A state abbreviation (of only 2 characters) was the hardest hit with a 36% drop in cardinality. FIRST_NAME and LAST_NAME seemed to have the next highest impact with a 2%-18% change depending on the table. Interestingly, the other columns did not change that much at all with an average of <1% change.
Even with the percentage of duplicate values increasing for a column, performance seemed to stay the same. The unexpected lack of a negative performance impact may be situational to our specific database design. This result may not be the same in other environments. Either way, this proved one way hashing could be a viable option for our needs in this specific situation.
Our original goal asked if we could find a way to physically obfuscate data in a way that would not accidentally influence performance results. Did we meet that goal?
Yes, we did find a viable option to physically obfuscate data, but it comes with a huge caveat. Data masking aside (as data isn’t physically altered), I believe this could be done with a technique that uses Db2 one way data hashing in specific situations. We were able to prove this as a viable option within our database architecture. We had a 720G OLTP database where a process scrubbed PII data in a small number of tables with a basic index on either name, zip code, or e-mail. That is a specific, fairly small, test case.

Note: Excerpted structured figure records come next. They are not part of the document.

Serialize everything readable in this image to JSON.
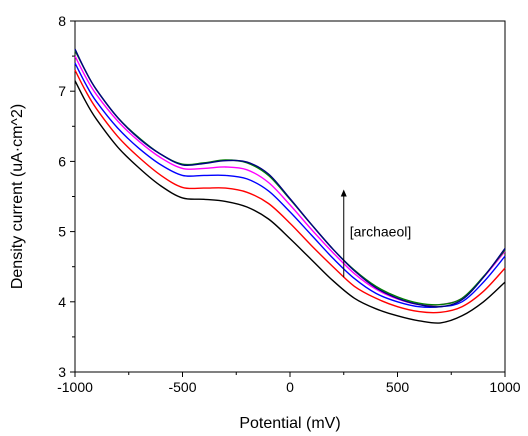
{
  "chart_data": {
    "type": "line",
    "xlabel": "Potential (mV)",
    "ylabel": "Density current (uA·cm^2)",
    "xlim": [
      -1000,
      1000
    ],
    "ylim": [
      3,
      8
    ],
    "x_ticks": [
      -1000,
      -500,
      0,
      500,
      1000
    ],
    "y_ticks": [
      3,
      4,
      5,
      6,
      7,
      8
    ],
    "grid": false,
    "annotation": {
      "text": "[archaeol]",
      "arrow_x": 250,
      "arrow_y_from": 4.35,
      "arrow_y_to": 5.6
    },
    "series": [
      {
        "color": "#000000",
        "x": [
          -1000,
          -950,
          -900,
          -800,
          -700,
          -600,
          -500,
          -400,
          -300,
          -200,
          -100,
          0,
          100,
          200,
          300,
          400,
          500,
          600,
          700,
          800,
          900,
          1000
        ],
        "y": [
          7.15,
          6.85,
          6.6,
          6.2,
          5.9,
          5.65,
          5.48,
          5.46,
          5.43,
          5.35,
          5.18,
          4.9,
          4.6,
          4.3,
          4.05,
          3.9,
          3.8,
          3.73,
          3.7,
          3.8,
          4.0,
          4.28
        ]
      },
      {
        "color": "#ff0000",
        "x": [
          -1000,
          -950,
          -900,
          -800,
          -700,
          -600,
          -500,
          -400,
          -300,
          -200,
          -100,
          0,
          100,
          200,
          300,
          400,
          500,
          600,
          700,
          800,
          900,
          1000
        ],
        "y": [
          7.3,
          7.0,
          6.75,
          6.35,
          6.05,
          5.8,
          5.63,
          5.62,
          5.62,
          5.56,
          5.4,
          5.12,
          4.8,
          4.5,
          4.22,
          4.05,
          3.93,
          3.86,
          3.85,
          3.93,
          4.15,
          4.48
        ]
      },
      {
        "color": "#0000ff",
        "x": [
          -1000,
          -950,
          -900,
          -800,
          -700,
          -600,
          -500,
          -400,
          -300,
          -200,
          -100,
          0,
          100,
          200,
          300,
          400,
          500,
          600,
          700,
          800,
          900,
          1000
        ],
        "y": [
          7.4,
          7.1,
          6.85,
          6.47,
          6.18,
          5.95,
          5.8,
          5.8,
          5.8,
          5.75,
          5.58,
          5.28,
          4.95,
          4.62,
          4.33,
          4.12,
          4.0,
          3.93,
          3.93,
          4.0,
          4.28,
          4.65
        ]
      },
      {
        "color": "#ff00ff",
        "x": [
          -1000,
          -950,
          -900,
          -800,
          -700,
          -600,
          -500,
          -400,
          -300,
          -200,
          -100,
          0,
          100,
          200,
          300,
          400,
          500,
          600,
          700,
          800,
          900,
          1000
        ],
        "y": [
          7.5,
          7.2,
          6.95,
          6.57,
          6.28,
          6.05,
          5.9,
          5.9,
          5.92,
          5.88,
          5.7,
          5.38,
          5.03,
          4.7,
          4.4,
          4.18,
          4.04,
          3.96,
          3.96,
          4.05,
          4.35,
          4.72
        ]
      },
      {
        "color": "#008000",
        "x": [
          -1000,
          -950,
          -900,
          -800,
          -700,
          -600,
          -500,
          -400,
          -300,
          -200,
          -100,
          0,
          100,
          200,
          300,
          400,
          500,
          600,
          700,
          800,
          900,
          1000
        ],
        "y": [
          7.58,
          7.28,
          7.02,
          6.62,
          6.33,
          6.1,
          5.96,
          5.98,
          6.02,
          5.98,
          5.8,
          5.46,
          5.1,
          4.75,
          4.45,
          4.22,
          4.07,
          3.98,
          3.96,
          4.05,
          4.36,
          4.74
        ]
      },
      {
        "color": "#000080",
        "x": [
          -1000,
          -950,
          -900,
          -800,
          -700,
          -600,
          -500,
          -400,
          -300,
          -200,
          -100,
          0,
          100,
          200,
          300,
          400,
          500,
          600,
          700,
          800,
          900,
          1000
        ],
        "y": [
          7.6,
          7.28,
          7.02,
          6.62,
          6.32,
          6.1,
          5.95,
          5.97,
          6.01,
          5.99,
          5.82,
          5.47,
          5.1,
          4.75,
          4.44,
          4.2,
          4.05,
          3.96,
          3.93,
          4.03,
          4.35,
          4.76
        ]
      }
    ]
  }
}
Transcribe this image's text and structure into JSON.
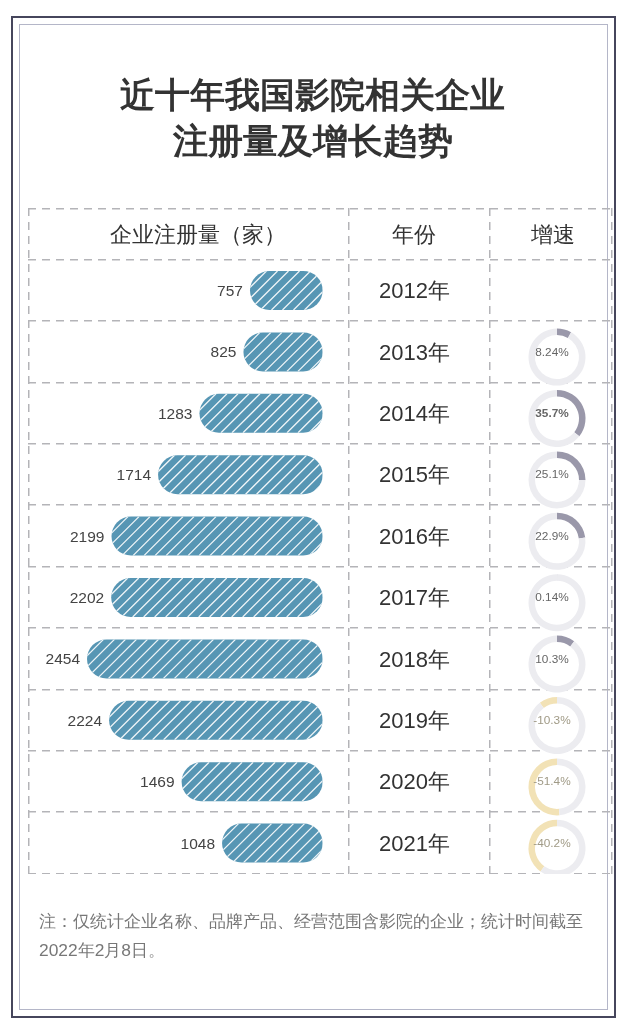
{
  "chart_data": [
    {
      "type": "bar",
      "orientation": "horizontal",
      "title": "近十年我国影院相关企业注册量及增长趋势",
      "xlabel": "企业注册量（家）",
      "ylabel": "年份",
      "categories": [
        "2012年",
        "2013年",
        "2014年",
        "2015年",
        "2016年",
        "2017年",
        "2018年",
        "2019年",
        "2020年",
        "2021年"
      ],
      "values": [
        757,
        825,
        1283,
        1714,
        2199,
        2202,
        2454,
        2224,
        1469,
        1048
      ],
      "color": "#5796b4",
      "data_labels": true,
      "tick_labels": "y",
      "annotations": [
        "注：仅统计企业名称、品牌产品、经营范围含影院的企业；统计时间截至2022年2月8日。"
      ]
    },
    {
      "type": "other",
      "title": "增速",
      "values": [
        null,
        8.24,
        35.7,
        25.1,
        22.9,
        0.14,
        10.3,
        -10.3,
        -51.4,
        -40.2
      ],
      "value_labels": [
        null,
        "8.24%",
        "35.7%",
        "25.1%",
        "22.9%",
        "0.14%",
        "10.3%",
        "-10.3%",
        "-51.4%",
        "-40.2%"
      ],
      "colors": [
        null,
        "#9a98aa",
        "#9a98aa",
        "#9a98aa",
        "#9a98aa",
        "#9a98aa",
        "#9a98aa",
        "#f2e2b6",
        "#f2e2b6",
        "#f2e2b6"
      ]
    }
  ]
}
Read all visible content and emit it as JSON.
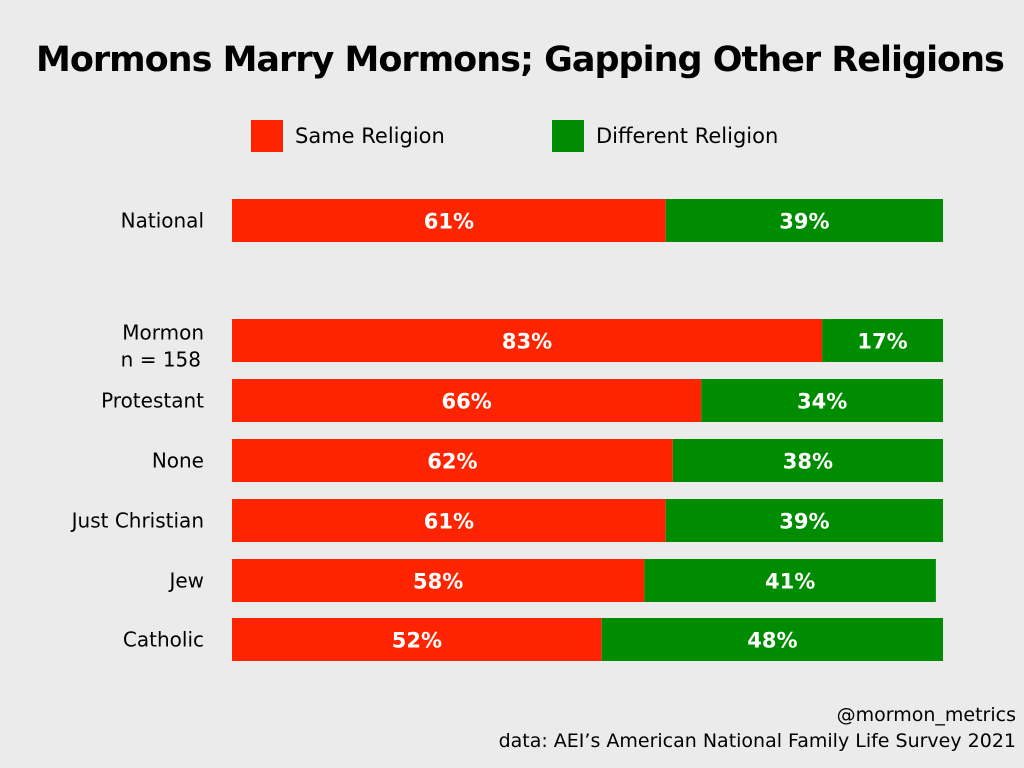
{
  "chart_data": {
    "type": "bar",
    "stacked": true,
    "orientation": "horizontal",
    "title": "Mormons Marry Mormons; Gapping Other Religions",
    "categories": [
      "National",
      "Mormon\nn = 158",
      "Protestant",
      "None",
      "Just Christian",
      "Jew",
      "Catholic"
    ],
    "series": [
      {
        "name": "Same Religion",
        "color": "#ff2400",
        "values": [
          61,
          83,
          66,
          62,
          61,
          58,
          52
        ],
        "labels": [
          "61%",
          "83%",
          "66%",
          "62%",
          "61%",
          "58%",
          "52%"
        ]
      },
      {
        "name": "Different Religion",
        "color": "#008c00",
        "values": [
          39,
          17,
          34,
          38,
          39,
          41,
          48
        ],
        "labels": [
          "39%",
          "17%",
          "34%",
          "38%",
          "39%",
          "41%",
          "48%"
        ]
      }
    ],
    "xlim": [
      0,
      100
    ],
    "legend_position": "top",
    "grid": false
  },
  "footer": {
    "handle": "@mormon_metrics",
    "source": "data: AEI’s American National Family Life Survey 2021"
  }
}
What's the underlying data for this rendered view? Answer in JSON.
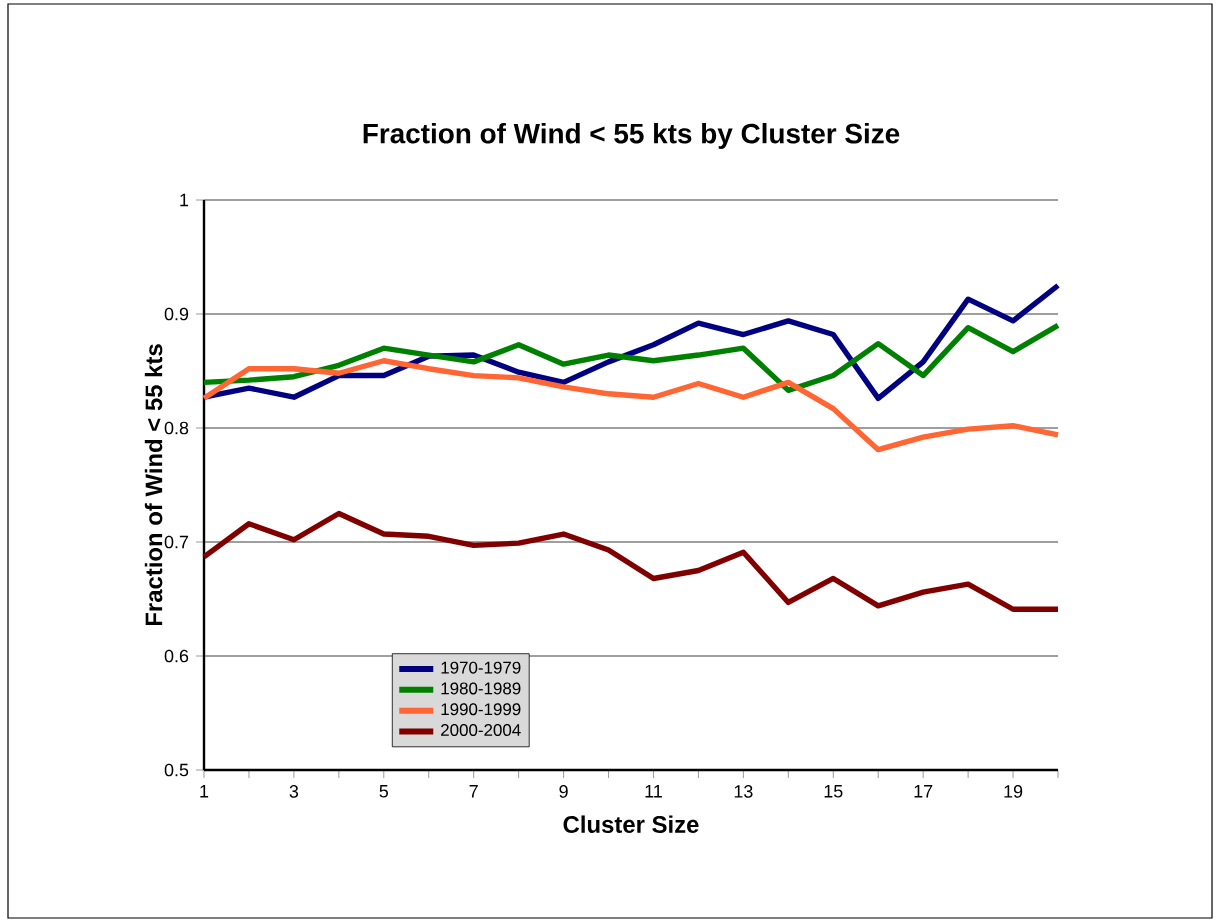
{
  "chart_data": {
    "type": "line",
    "title": "Fraction of Wind < 55 kts by Cluster Size",
    "xlabel": "Cluster Size",
    "ylabel": "Fraction of Wind < 55 kts",
    "x": [
      1,
      2,
      3,
      4,
      5,
      6,
      7,
      8,
      9,
      10,
      11,
      12,
      13,
      14,
      15,
      16,
      17,
      18,
      19,
      20
    ],
    "series": [
      {
        "name": "1970-1979",
        "color": "#000080",
        "values": [
          0.827,
          0.835,
          0.827,
          0.846,
          0.846,
          0.863,
          0.864,
          0.849,
          0.84,
          0.858,
          0.873,
          0.892,
          0.882,
          0.894,
          0.882,
          0.826,
          0.858,
          0.913,
          0.894,
          0.925
        ]
      },
      {
        "name": "1980-1989",
        "color": "#008000",
        "values": [
          0.84,
          0.842,
          0.845,
          0.855,
          0.87,
          0.864,
          0.858,
          0.873,
          0.856,
          0.864,
          0.859,
          0.864,
          0.87,
          0.833,
          0.846,
          0.874,
          0.846,
          0.888,
          0.867,
          0.89
        ]
      },
      {
        "name": "1990-1999",
        "color": "#ff6633",
        "values": [
          0.826,
          0.852,
          0.852,
          0.848,
          0.859,
          0.852,
          0.846,
          0.844,
          0.836,
          0.83,
          0.827,
          0.839,
          0.827,
          0.84,
          0.817,
          0.781,
          0.792,
          0.799,
          0.802,
          0.794
        ]
      },
      {
        "name": "2000-2004",
        "color": "#800000",
        "values": [
          0.687,
          0.716,
          0.702,
          0.725,
          0.707,
          0.705,
          0.697,
          0.699,
          0.707,
          0.693,
          0.668,
          0.675,
          0.691,
          0.647,
          0.668,
          0.644,
          0.656,
          0.663,
          0.641,
          0.641
        ]
      }
    ],
    "xlim": [
      1,
      20
    ],
    "xticks": [
      1,
      {
        "value": 2,
        "label": null
      },
      3,
      {
        "value": 4,
        "label": null
      },
      5,
      {
        "value": 6,
        "label": null
      },
      7,
      {
        "value": 8,
        "label": null
      },
      9,
      {
        "value": 10,
        "label": null
      },
      11,
      {
        "value": 12,
        "label": null
      },
      13,
      {
        "value": 14,
        "label": null
      },
      15,
      {
        "value": 16,
        "label": null
      },
      17,
      {
        "value": 18,
        "label": null
      },
      19,
      {
        "value": 20,
        "label": null
      }
    ],
    "ylim": [
      0.5,
      1
    ],
    "yticks": [
      0.5,
      0.6,
      0.7,
      0.8,
      0.9,
      1
    ],
    "grid": "y",
    "legend": "bottom left",
    "marker": "none",
    "line_style": "solid"
  }
}
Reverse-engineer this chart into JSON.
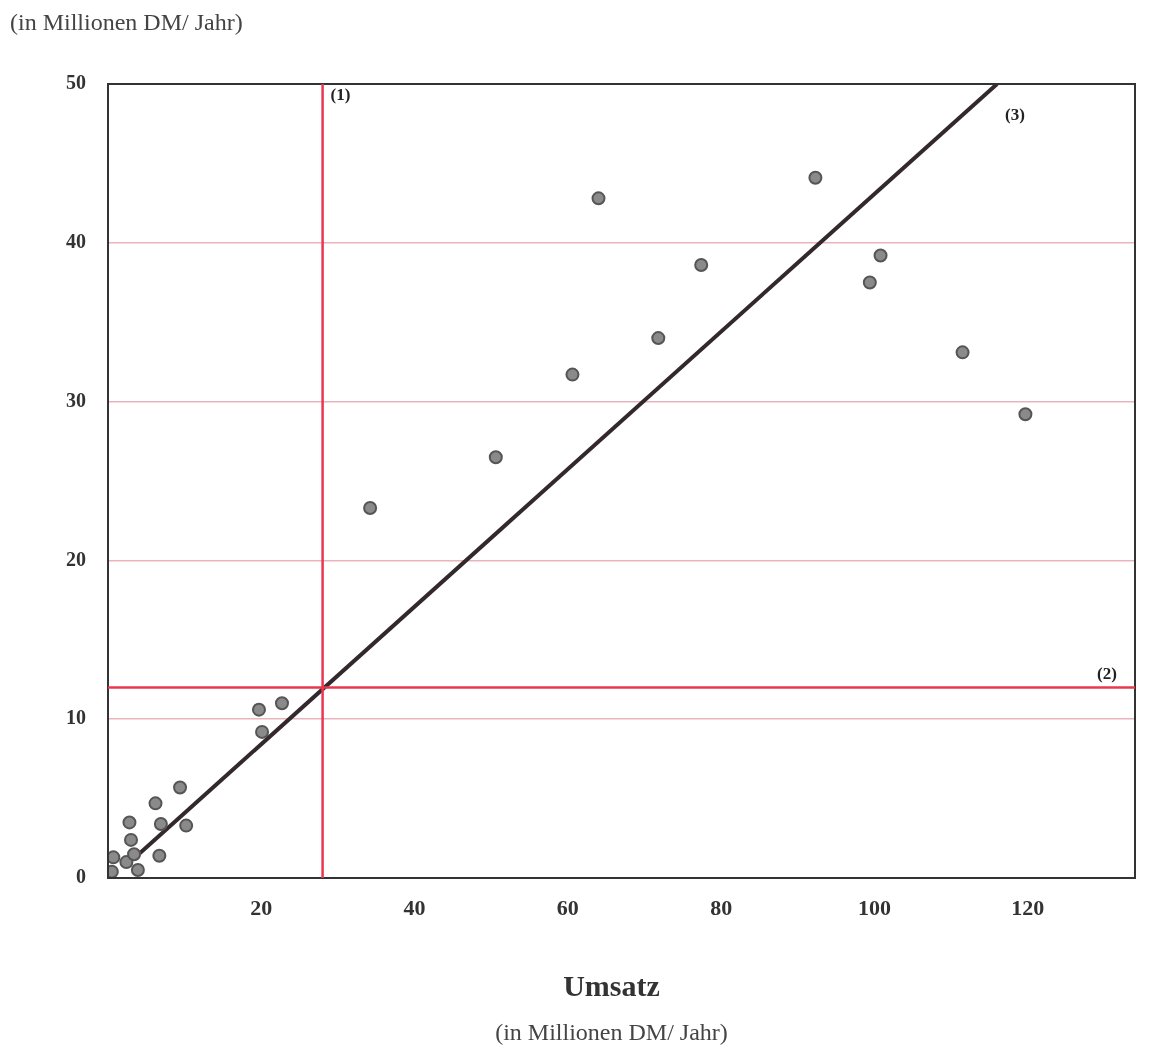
{
  "chart_data": {
    "type": "scatter",
    "ylabel": "(in Millionen DM/ Jahr)",
    "xlabel": "Umsatz",
    "annotations": [
      "(in Millionen DM/ Jahr)",
      {
        "text": "(1)",
        "x": 28,
        "y": 48.5
      },
      {
        "text": "(2)",
        "x": 128,
        "y": 12
      }
    ],
    "xlim": [
      0,
      134
    ],
    "ylim": [
      0,
      50
    ],
    "xticks": [
      20,
      40,
      60,
      80,
      100,
      120
    ],
    "yticks": [
      0,
      10,
      20,
      30,
      40,
      50
    ],
    "grid": "y",
    "marker": "circle",
    "legend": false,
    "series": [
      {
        "color": "#8a8a8a",
        "x": [
          34.2,
          50.6,
          60.6,
          64,
          71.8,
          77.4,
          92.3,
          99.4,
          100.8,
          111.5,
          119.7,
          19.7,
          22.7,
          20.1,
          9.4,
          6.2,
          6.9,
          10.2,
          2.8,
          3.0,
          6.7,
          2.4,
          0.7,
          0.5,
          3.9,
          3.4
        ],
        "values": [
          23.3,
          26.5,
          31.7,
          42.8,
          34.0,
          38.6,
          44.1,
          37.5,
          39.2,
          33.1,
          29.2,
          10.6,
          11.0,
          9.2,
          5.7,
          4.7,
          3.4,
          3.3,
          3.5,
          2.4,
          1.4,
          1.0,
          1.3,
          0.4,
          0.5,
          1.5
        ]
      },
      {
        "type": "line",
        "name": "(3)",
        "color": "#33282b",
        "marker": "none",
        "x": [
          4,
          116
        ],
        "values": [
          1.5,
          50
        ]
      }
    ],
    "ref_lines": [
      {
        "axis": "x",
        "value": 28,
        "color": "#e8384f"
      },
      {
        "axis": "y",
        "value": 12,
        "color": "#e8384f"
      }
    ]
  }
}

Can you obfuscate data this way? Yes. Should you? It is way too early to tell and is only something you can answer after deep diving the effect on your specific environment. There are many more questions to ask before this could really be considered a true option for masking data.
How would results of this test been affected by a database that is much larger in scale? Would the design of a data warehouse or analytics workload impact sensitivity to cardinality? What about any effects due to a change in data distribution? We were able to show lower impact on column cardinality but what is the impact on data distribution when you are limited to the alphabetic characters A-F? If there is an impact on distribution, do we really care?
Hopefully, this blog acts as a springboard for you as the reader. Learn from my data, my mistakes, and my approach to see if this is something you can adopt as another tool in your database administration toolbox.
As for me, the story is still being written. I have taken what I have learned and have spent the last three months rolling it into a much larger data refresh and PII scrubbing process that is currently in the last phases of testing. This process is encapsulated in over 1300 lines of bash code called by a multi-step Jenkins Pipeline that is way beyond anything I thought I could ever develop. But man, this process will be something to behold when this thing is finished and is finally deployed in a few weeks. All that discovery, development, and production of something great because my friend and coworker said “Huh. Hey Mike, have you ever thought of one way hashing as a solution to this problem …”.